EU: Idealer Standort für Endlager

EU: Idealer Standort für Endlager

BURE. Während man in Frankreich noch mauert, gibt man sich bei der EU-Kommission offener: Es sei sehr wahrscheinlich, dass im lothringischen Ort Bure ein Atommüll-Endlager gebaut werde, bestätigten Nuklear-Experten unserer Zeitung. Bislang wurde von französischer Seite immer nur gesagt, es handele sich bei dem Projekt um ein unterirdisches Versuchslabor.
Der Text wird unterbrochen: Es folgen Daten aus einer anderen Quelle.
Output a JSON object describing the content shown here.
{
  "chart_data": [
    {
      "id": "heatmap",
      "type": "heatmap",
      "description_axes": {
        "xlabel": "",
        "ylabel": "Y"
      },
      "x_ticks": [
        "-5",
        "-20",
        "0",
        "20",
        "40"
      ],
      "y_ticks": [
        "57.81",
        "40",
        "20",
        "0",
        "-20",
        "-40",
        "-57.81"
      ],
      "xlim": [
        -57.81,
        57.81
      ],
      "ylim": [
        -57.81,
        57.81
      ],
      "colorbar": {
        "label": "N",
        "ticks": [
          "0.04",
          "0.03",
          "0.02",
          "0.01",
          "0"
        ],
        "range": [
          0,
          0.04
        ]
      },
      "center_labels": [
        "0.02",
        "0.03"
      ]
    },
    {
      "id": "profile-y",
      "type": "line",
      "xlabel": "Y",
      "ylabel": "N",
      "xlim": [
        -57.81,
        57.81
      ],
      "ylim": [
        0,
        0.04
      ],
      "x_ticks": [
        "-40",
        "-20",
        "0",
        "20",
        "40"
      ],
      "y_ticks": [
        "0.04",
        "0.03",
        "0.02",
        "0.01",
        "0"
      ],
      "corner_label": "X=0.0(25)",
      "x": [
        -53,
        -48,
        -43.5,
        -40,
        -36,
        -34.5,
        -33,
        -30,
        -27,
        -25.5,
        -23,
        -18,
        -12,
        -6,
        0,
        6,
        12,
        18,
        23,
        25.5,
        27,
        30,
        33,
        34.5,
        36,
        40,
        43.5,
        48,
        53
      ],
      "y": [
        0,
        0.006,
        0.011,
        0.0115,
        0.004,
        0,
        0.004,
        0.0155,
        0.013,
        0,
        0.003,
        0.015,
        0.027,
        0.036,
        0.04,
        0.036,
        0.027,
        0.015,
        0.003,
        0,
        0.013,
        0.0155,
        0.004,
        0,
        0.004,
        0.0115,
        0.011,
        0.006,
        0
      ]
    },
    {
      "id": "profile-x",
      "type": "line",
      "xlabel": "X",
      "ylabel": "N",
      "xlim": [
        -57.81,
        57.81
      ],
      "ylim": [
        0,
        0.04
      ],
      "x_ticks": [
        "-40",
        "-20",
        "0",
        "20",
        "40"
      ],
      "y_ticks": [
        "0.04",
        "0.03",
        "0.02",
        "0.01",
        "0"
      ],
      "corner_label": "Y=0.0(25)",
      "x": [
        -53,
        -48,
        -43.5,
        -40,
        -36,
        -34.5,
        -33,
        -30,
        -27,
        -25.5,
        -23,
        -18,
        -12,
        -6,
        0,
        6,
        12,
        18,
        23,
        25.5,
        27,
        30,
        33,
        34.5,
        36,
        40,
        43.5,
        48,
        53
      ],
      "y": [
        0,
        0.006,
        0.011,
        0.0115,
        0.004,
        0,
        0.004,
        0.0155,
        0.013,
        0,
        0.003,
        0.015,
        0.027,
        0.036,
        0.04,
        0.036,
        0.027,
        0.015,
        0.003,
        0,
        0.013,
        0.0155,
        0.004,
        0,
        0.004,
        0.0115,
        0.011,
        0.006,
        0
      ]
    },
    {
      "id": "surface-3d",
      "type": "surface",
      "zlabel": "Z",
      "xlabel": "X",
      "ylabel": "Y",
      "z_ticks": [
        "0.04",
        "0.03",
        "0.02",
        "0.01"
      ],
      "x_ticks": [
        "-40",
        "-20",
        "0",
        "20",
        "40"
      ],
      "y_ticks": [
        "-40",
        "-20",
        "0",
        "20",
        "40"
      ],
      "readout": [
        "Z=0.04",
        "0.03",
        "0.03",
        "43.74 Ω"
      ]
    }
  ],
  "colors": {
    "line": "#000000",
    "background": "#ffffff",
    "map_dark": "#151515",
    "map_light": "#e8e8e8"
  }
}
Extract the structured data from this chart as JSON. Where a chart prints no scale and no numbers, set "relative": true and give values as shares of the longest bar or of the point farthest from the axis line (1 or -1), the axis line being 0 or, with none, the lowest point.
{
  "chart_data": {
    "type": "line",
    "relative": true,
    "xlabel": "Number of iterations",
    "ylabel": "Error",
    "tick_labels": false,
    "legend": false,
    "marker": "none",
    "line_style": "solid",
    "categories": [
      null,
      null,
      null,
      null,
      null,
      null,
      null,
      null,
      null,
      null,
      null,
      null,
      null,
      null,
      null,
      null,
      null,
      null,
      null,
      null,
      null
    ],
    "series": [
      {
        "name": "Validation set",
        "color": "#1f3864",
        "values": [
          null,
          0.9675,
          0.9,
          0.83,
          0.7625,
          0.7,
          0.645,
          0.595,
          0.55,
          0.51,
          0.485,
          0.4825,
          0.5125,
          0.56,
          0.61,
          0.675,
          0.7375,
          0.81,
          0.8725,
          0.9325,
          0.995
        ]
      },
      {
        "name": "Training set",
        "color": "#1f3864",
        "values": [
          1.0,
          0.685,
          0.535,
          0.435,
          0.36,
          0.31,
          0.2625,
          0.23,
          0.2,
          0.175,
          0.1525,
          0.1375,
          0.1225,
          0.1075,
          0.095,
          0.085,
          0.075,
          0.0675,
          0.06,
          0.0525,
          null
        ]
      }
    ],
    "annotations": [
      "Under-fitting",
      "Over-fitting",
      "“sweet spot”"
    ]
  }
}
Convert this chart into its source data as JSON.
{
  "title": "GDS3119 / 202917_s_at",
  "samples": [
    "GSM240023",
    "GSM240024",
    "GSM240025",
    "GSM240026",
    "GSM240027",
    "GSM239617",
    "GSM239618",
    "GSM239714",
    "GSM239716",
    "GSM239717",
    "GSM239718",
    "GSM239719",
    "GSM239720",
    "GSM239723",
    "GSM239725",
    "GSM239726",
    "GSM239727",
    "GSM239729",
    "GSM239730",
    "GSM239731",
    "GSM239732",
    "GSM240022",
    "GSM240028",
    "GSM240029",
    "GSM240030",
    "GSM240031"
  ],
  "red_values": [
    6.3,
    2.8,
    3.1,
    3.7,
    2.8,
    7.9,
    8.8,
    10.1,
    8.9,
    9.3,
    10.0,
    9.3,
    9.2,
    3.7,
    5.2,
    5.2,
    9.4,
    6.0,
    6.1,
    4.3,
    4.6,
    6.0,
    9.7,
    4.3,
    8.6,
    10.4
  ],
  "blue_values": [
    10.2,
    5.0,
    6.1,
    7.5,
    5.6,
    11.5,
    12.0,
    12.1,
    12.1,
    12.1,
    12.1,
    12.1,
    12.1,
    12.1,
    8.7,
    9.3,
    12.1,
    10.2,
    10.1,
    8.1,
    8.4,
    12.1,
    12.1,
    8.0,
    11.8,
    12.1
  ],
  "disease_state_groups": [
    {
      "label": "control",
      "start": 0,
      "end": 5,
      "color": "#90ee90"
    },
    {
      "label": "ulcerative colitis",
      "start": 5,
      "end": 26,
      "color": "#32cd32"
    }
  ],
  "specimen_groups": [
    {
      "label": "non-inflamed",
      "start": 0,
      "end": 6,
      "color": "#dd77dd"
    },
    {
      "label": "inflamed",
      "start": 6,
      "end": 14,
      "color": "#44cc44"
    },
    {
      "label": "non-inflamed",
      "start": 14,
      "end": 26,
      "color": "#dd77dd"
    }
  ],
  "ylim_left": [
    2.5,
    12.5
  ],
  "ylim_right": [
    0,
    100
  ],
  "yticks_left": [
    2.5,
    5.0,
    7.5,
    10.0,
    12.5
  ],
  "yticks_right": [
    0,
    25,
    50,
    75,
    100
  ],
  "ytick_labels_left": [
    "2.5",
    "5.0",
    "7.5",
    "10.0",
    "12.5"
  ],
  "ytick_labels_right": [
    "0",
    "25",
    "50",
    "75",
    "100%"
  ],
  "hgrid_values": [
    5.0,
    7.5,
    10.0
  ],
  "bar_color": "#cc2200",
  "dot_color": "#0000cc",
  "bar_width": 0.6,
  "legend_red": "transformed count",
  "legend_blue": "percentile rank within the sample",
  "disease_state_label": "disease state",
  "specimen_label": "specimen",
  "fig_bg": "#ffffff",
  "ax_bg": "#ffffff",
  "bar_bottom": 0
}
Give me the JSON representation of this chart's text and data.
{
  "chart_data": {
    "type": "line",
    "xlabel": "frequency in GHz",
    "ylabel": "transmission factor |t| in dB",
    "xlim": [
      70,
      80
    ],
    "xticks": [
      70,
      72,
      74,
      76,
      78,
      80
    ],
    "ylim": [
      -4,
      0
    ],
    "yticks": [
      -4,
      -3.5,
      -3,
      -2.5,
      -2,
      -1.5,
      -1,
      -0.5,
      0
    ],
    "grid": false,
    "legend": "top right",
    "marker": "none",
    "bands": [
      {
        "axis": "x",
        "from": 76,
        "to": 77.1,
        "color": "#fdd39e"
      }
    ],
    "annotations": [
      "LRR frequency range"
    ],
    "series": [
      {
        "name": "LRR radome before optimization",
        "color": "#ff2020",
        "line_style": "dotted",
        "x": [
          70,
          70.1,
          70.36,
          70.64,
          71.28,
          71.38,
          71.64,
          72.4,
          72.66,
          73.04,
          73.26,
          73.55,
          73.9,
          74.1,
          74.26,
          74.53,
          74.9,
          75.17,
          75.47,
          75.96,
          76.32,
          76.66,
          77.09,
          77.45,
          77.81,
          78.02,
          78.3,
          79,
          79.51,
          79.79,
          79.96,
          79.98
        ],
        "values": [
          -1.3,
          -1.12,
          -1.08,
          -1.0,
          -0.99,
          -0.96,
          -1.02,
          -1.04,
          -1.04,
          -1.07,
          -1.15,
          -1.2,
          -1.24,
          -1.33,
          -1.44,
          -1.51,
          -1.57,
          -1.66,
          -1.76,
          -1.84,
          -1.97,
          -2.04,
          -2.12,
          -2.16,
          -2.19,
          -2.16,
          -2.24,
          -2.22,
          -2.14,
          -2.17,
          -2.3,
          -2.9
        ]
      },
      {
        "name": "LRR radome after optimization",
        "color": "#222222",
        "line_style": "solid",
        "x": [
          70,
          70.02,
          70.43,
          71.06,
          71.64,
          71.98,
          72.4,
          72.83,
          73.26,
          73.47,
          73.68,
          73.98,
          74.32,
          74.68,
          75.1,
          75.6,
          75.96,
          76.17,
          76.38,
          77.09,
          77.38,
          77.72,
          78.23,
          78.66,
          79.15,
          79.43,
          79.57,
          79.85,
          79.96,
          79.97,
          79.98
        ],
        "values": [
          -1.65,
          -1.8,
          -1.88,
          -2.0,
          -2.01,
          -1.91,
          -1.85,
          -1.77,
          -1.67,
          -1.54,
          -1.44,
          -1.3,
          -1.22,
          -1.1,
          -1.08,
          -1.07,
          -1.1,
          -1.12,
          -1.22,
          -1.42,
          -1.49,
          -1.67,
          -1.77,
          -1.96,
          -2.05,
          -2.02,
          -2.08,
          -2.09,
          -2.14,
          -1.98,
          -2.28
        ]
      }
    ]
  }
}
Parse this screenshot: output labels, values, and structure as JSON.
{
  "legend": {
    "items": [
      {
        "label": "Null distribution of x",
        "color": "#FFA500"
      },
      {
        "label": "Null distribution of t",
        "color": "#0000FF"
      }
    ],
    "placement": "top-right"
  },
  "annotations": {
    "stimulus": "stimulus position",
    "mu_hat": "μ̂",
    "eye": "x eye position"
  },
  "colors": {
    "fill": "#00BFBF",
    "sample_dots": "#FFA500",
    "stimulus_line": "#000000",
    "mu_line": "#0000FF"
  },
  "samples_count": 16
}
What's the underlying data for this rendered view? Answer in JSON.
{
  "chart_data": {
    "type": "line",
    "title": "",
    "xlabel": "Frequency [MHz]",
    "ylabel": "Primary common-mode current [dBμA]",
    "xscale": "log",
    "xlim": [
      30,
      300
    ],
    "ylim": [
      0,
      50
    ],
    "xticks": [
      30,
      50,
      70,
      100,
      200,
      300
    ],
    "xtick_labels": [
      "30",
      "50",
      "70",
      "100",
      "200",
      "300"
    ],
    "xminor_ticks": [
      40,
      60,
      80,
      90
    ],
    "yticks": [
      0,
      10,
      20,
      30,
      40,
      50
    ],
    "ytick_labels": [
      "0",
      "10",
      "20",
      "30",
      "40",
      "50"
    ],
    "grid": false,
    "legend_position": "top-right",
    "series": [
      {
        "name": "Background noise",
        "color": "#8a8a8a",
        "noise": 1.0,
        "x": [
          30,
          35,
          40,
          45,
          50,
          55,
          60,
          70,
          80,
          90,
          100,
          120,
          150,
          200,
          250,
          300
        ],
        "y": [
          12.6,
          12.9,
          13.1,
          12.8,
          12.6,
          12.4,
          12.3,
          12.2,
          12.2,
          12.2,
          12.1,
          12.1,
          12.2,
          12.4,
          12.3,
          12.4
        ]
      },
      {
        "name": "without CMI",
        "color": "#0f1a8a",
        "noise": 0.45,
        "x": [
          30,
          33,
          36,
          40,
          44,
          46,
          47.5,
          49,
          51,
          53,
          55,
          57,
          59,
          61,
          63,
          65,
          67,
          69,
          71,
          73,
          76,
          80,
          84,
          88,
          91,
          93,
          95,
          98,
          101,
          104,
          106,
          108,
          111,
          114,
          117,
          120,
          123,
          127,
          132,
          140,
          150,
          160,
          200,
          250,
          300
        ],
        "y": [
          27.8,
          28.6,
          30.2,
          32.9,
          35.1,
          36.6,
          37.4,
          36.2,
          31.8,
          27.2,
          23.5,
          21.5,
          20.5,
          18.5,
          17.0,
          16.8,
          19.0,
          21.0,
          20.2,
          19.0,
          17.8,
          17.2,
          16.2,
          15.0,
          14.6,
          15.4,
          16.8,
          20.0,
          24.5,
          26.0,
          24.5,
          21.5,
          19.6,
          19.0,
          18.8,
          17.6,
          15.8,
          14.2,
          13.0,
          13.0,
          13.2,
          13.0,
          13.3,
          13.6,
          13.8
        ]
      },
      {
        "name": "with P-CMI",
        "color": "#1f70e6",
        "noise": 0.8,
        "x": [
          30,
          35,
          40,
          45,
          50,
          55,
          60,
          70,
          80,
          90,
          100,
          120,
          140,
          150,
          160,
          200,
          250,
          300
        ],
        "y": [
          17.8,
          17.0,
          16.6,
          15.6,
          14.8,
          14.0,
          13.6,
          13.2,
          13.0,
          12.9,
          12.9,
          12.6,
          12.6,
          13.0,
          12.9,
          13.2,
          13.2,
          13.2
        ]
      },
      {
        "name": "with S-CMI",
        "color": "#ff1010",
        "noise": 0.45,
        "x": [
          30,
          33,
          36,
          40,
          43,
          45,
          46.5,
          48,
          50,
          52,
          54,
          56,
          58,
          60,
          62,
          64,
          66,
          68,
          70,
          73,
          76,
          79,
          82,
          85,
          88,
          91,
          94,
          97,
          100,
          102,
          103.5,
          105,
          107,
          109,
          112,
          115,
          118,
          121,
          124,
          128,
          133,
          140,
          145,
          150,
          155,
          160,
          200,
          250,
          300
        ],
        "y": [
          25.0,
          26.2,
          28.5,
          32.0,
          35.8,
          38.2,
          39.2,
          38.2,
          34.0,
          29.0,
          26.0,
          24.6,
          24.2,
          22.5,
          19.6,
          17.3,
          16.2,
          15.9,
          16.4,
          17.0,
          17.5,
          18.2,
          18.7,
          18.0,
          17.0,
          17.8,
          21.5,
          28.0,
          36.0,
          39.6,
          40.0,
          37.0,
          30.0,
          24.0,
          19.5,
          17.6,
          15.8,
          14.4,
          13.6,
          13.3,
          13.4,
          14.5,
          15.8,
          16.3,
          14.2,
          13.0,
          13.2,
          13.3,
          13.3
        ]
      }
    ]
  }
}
In Frankreich werden Nägel mit Köpfen gemacht. Atomgegner sind sich da schon länger sicher. Im lothringischen Bure entsteht ein Atommüll-Endlager für die 59 Kernkraftwerke in Frankreich, behaupten die Gegner des Endlagers (der TV berichtete). Von offizieller französischer Seite jedoch heißt es noch immer: Für eine Entscheidung über ein Endlager sei es noch zu früh, man baue derzeit nur ein Versuchslabor, um die Sicherheit der unterirdischen Lagerung des Atommülls zu untersuchen. Dabei zweifeln selbst Experten nicht mehr daran, dass in Bure, knapp 230 Kilometer von Trier entfernt, ein atomares Endlager entstehen wird. Bei der EU-Komission hält man es für "sehr wahrscheinlich", dass zumindest in der Nähe des 500 Meter tief in der lehmigen Erde gebohrten Versuchslabors ein Endlager entstehen würde. Das bestätigen Nuklear-Sicherheitsexperten der Kommission unserer Zeitung. Das 100-Einwohner-Dorf Bure sei ein idealer Standort für das Lager, und eine Alternative zur unterirdischen Endlagerung gebe es auch nicht. Das sei die sicherste und beste Form der Entsorgung des Atommülls. Ohnehin hält man bei der in Luxemburg sitzenden Nuklearsicherheits-Behörde Atomkraft für sicher. Als Beispiel dafür wird ausgerechnet der Zwischenfall im schwedischen Kernkraftwerk Forsmark genommen. Dass dabei nichts Schlimmeres geschehen sei, zeige, dass Atomkraft mittlerweile beherrschbar sei. Seit sieben Jahren wird auf der 17 Hektar großen Fläche bei Bure in der Nähe von Bar-le-Duc gebohrt und gegraben. Im Jahr 2004 begannen in dem 500 Meter tiefen Stollen Versuche, ob sich die 40 bis 50 Meter dicke Lehm-Ton-Schicht für die mehrere 100 000 Jahre lange Lagerung des Atommülls eignet. Mehr als 100 Millionen Euro wurden bereits in das Projekt investiert. In diesem Jahr musste die Betreibergesellschaft Andra erste Ergebnisse über die Tauglichkeit des Stollens liefern. Bis 2015 soll dort noch geforscht werden. Es ist das einzige Projekt dieser Art in Frankreich. Wenn sich herausstelle, dass das Gestein dort nicht sicher genug für eine Lagerung sei, müsste nach Alternativen gesucht werden, sagen die EU-Atomexperten. Eigentlich sollte es noch zwei weitere derartige Versuchslabors geben, doch die französische Regierung verzichtete auf die Suche nach zusätzlichen Standorten. Auch das spricht dafür, dass in Bure in spätestens neun Jahren mit der Lagerung des Atommülls begonnen wird. "Gegen die Bürger geht da nichts mehr"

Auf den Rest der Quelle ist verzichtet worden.